GO Week, or Get Organized week started on Sunday, Oct 3. GO Week was first established in 1991 and is an entire week devoted to organizing, decluttering, and getting life in order. Everything from organizing yourself, your family, your kitchen pantry, closets, garage AND your personal finances.
While I’d love to help you organize your garage, I’m really not all that good at garages! So, since money is my business, I thought we might get some ideas flowing on what it means to organize our financial “garage” instead!
Most of the ideas below are ones that we have covered in various ways before, but not all at once. I also expect none of these ideas will be all that new, and therefore will mostly serve as reminders for things we know we should be doing already. Let’s separate these into 3 categories: Information handling, Money Management, Caring for loved ones.
Backing up your computer files.

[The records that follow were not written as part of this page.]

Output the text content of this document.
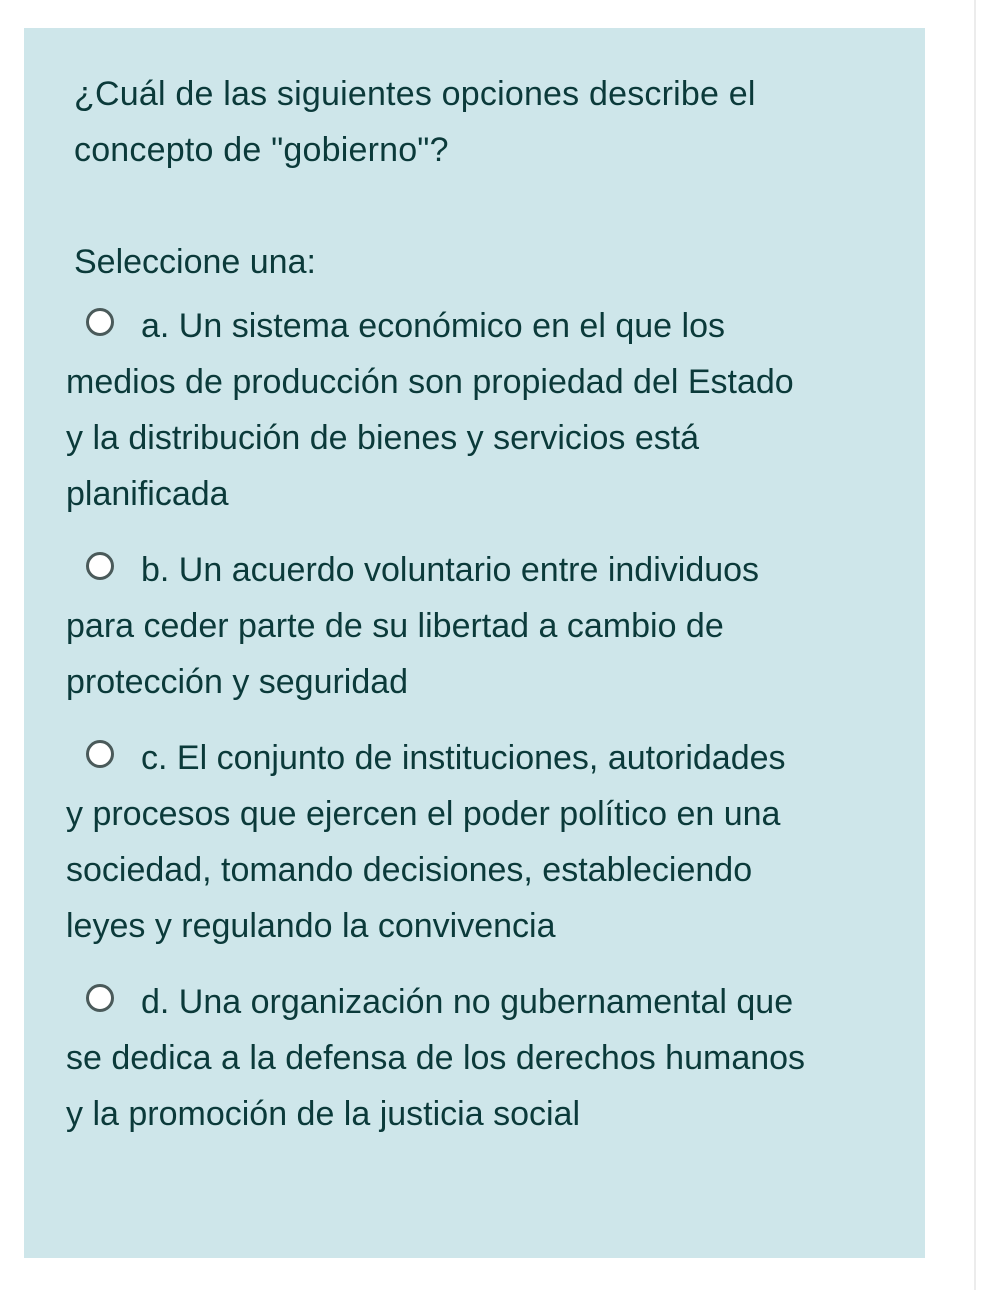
¿Cuál de las siguientes opciones describe el concepto de "gobierno"?

Seleccione una:

a. Un sistema económico en el que los medios de producción son propiedad del Estado y la distribución de bienes y servicios está planificada
b. Un acuerdo voluntario entre individuos para ceder parte de su libertad a cambio de protección y seguridad
c. El conjunto de instituciones, autoridades y procesos que ejercen el poder político en una sociedad, tomando decisiones, estableciendo leyes y regulando la convivencia
d. Una organización no gubernamental que se dedica a la defensa de los derechos humanos y la promoción de la justicia social
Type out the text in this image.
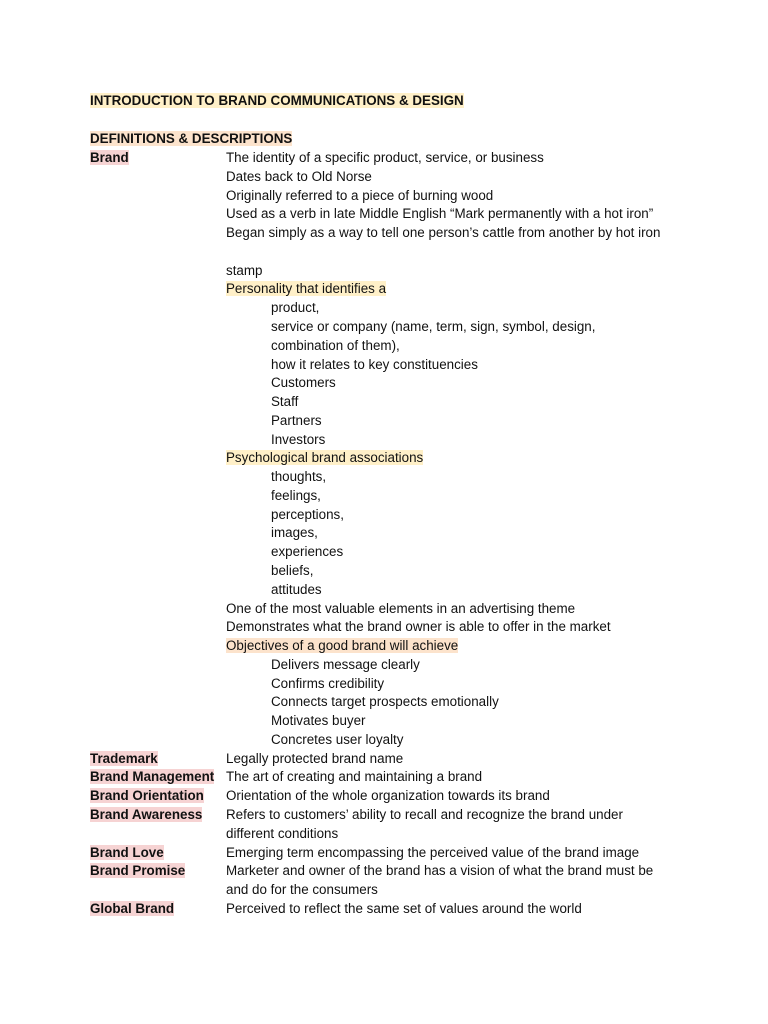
INTRODUCTION TO BRAND COMMUNICATIONS & DESIGN
DEFINITIONS & DESCRIPTIONS
Brand
Trademark
Brand Management
Brand Orientation
Brand Awareness
Brand Love
Brand Promise
Global Brand
The identity of a specific product, service, or business
Dates back to Old Norse
Originally referred to a piece of burning wood
Used as a verb in late Middle English “Mark permanently with a hot iron”
Began simply as a way to tell one person’s cattle from another by hot iron
stamp
Personality that identifies a
product,
service or company (name, term, sign, symbol, design,
combination of them),
how it relates to key constituencies
Customers
Staff
Partners
Investors
Psychological brand associations
thoughts,
feelings,
perceptions,
images,
experiences
beliefs,
attitudes
One of the most valuable elements in an advertising theme
Demonstrates what the brand owner is able to offer in the market
Objectives of a good brand will achieve
Delivers message clearly
Confirms credibility
Connects target prospects emotionally
Motivates buyer
Concretes user loyalty
Legally protected brand name
The art of creating and maintaining a brand
Orientation of the whole organization towards its brand
Refers to customers’ ability to recall and recognize the brand under
different conditions
Emerging term encompassing the perceived value of the brand image
Marketer and owner of the brand has a vision of what the brand must be
and do for the consumers
Perceived to reflect the same set of values around the world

All important digital pictures, financial records, and other files should be backed up to a USB backup drive or the “Cloud” via a service. If you back up on a USB drive, be sure to store the portable drive off-site. Don’t store it in the same room or home that the computer is in. That defeats the purpose if you have a flood or fire.
Organizing your physical records. For any important physical records (e.g. Home Deed) you want to keep off-site in a safe deposit box or similar. Also be sure to destroy (shred) any old tax records, receipts, canceled checks, etc. No need to keep anything tax-related for more than 7 years.
Preparing for tax season. October is a great time to start organizing files for your tax preparer. Vehicle tax records, charitable records, etc. can all be organized this time of year just 3 months before you need to get serious about it.
Off-site information management. Per above, important digital or physical records need to be stored outside your home or office in case there is a disaster or near disaster.
Creating a household budget. Retired or working, you will never truly understand your spending or saving habits (that will help you make decisions) unless you have and actively use a household budget.
Tracking your expenses. The household budget helps you allocate income. Tracking expenses lets you know you are tracking your budget (or not).
Organizing your bill payment system. Either put all your incoming bills in one physical place in your home (or pay them right away) OR just put them all on auto-pay. No one wants to get that letter in the mail informing us that we are late on paying a bill because we have misplaced it.
Separating bank accounts. A crude way to separate discretionary monies from bill-paying monies is by separating your income into more than one bank account. Coupled with a budget, separating these can keep our hands off of the mortgage payment!
Caring for loved ones
Keep important information together. If you suddenly pass, do your loved ones know who your CPA is? Financial Advisor (hopefully that’s me)? What banks or financial institutions have your investments? Are the beneficiaries up to date on your accounts? Passwords to important websites such that they can access funds quickly? Thinking this through and documenting is definitely an act of love for those who you care about.
Be sure to keep your last wishes up to date. Do you have a Living Will and/or Trust set up? Is it up to date for the state you live in? Having this in order not only ensures your wishes are completed but also can make it much easier and faster for your loved ones.
Sharing information with your heirs. Once you have the Living Will and Trust set up, AND all that helpful information on where all your investments are, be sure to share it with your adult heirs. That way there are no surprises and much less hassle for them when the inevitable happens.
While there are more items that I could list, this is a great start to getting financially organized. I hope you have a great GO Week!!